Scenes are building blocks for stories. And telling a good, meaningful story – one that engages first, and then challenges – is a skill McKenzie believes can and should
Rev. Dr. Alyce McKenzie George W. and Nell Ayers Le Van Professor of Preaching and Worship |
be learned by all who preach.
“Preaching continues to be the first thing that church personnel committees say they value in a new hire,” said McKenzie, George W. and Nell Ayers Le Van Professor of Preaching and Worship at Perkins. “They want someone who can preach the word, and they often say things like, `Can you connect scripture with contemporary life?’

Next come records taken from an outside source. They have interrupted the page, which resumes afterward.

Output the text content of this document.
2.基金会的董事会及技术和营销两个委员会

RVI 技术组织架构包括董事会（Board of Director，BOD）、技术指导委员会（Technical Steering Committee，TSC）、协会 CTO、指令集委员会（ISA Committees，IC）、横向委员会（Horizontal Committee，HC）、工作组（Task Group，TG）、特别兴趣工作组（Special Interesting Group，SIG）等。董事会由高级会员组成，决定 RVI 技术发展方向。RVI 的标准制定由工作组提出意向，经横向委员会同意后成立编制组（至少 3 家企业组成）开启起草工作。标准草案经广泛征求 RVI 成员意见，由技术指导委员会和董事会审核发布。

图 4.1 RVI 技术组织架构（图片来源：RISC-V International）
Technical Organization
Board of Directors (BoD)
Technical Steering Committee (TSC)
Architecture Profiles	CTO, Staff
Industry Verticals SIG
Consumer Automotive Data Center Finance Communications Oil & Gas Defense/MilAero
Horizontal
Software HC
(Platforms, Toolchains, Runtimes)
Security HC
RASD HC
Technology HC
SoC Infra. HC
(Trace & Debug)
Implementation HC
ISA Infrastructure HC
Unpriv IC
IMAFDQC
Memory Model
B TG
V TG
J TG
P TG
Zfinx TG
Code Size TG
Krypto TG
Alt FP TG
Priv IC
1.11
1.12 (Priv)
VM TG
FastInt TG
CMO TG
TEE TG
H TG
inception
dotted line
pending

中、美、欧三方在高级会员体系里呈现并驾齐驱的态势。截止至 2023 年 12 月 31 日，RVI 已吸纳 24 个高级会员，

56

“Story is a beautiful way to do that.”
Under McKenzie’s direction, and with $500,000 in Lilly Endowment funding, Perkins recently established a Center for Preaching Excellence that will emphasize storytelling in seeking to improve the preaching of both students and working pastors.
The grant runs through 2018, and will directly involve nearly 400 students and pastors over that time.
Teaching preaching and worship have long been a priority at Perkins, and the Center for Preaching Excellence will draw on McKenzie and her four colleagues in this area, namely: Dr. Christopher S. Anderson, associate professor of Sacred Music; Dr. C. Michael Hawn, University Distinguished Professor of Church Music and director of the Sacred Music Program; Dr. Heidi A. Miller, assistant professor of Christian Worship; and Dr. Mark W. Stamm, professor of Christian Worship and coordinator of Perkins Chapel community worship.
McKenzie credits them with helping to shape the concept that won Lilly’s support.
“I’m grateful to my colleagues in preaching and worship for their support and guidance in this process, and their expertise will be an invaluable resource for the Center,” she said.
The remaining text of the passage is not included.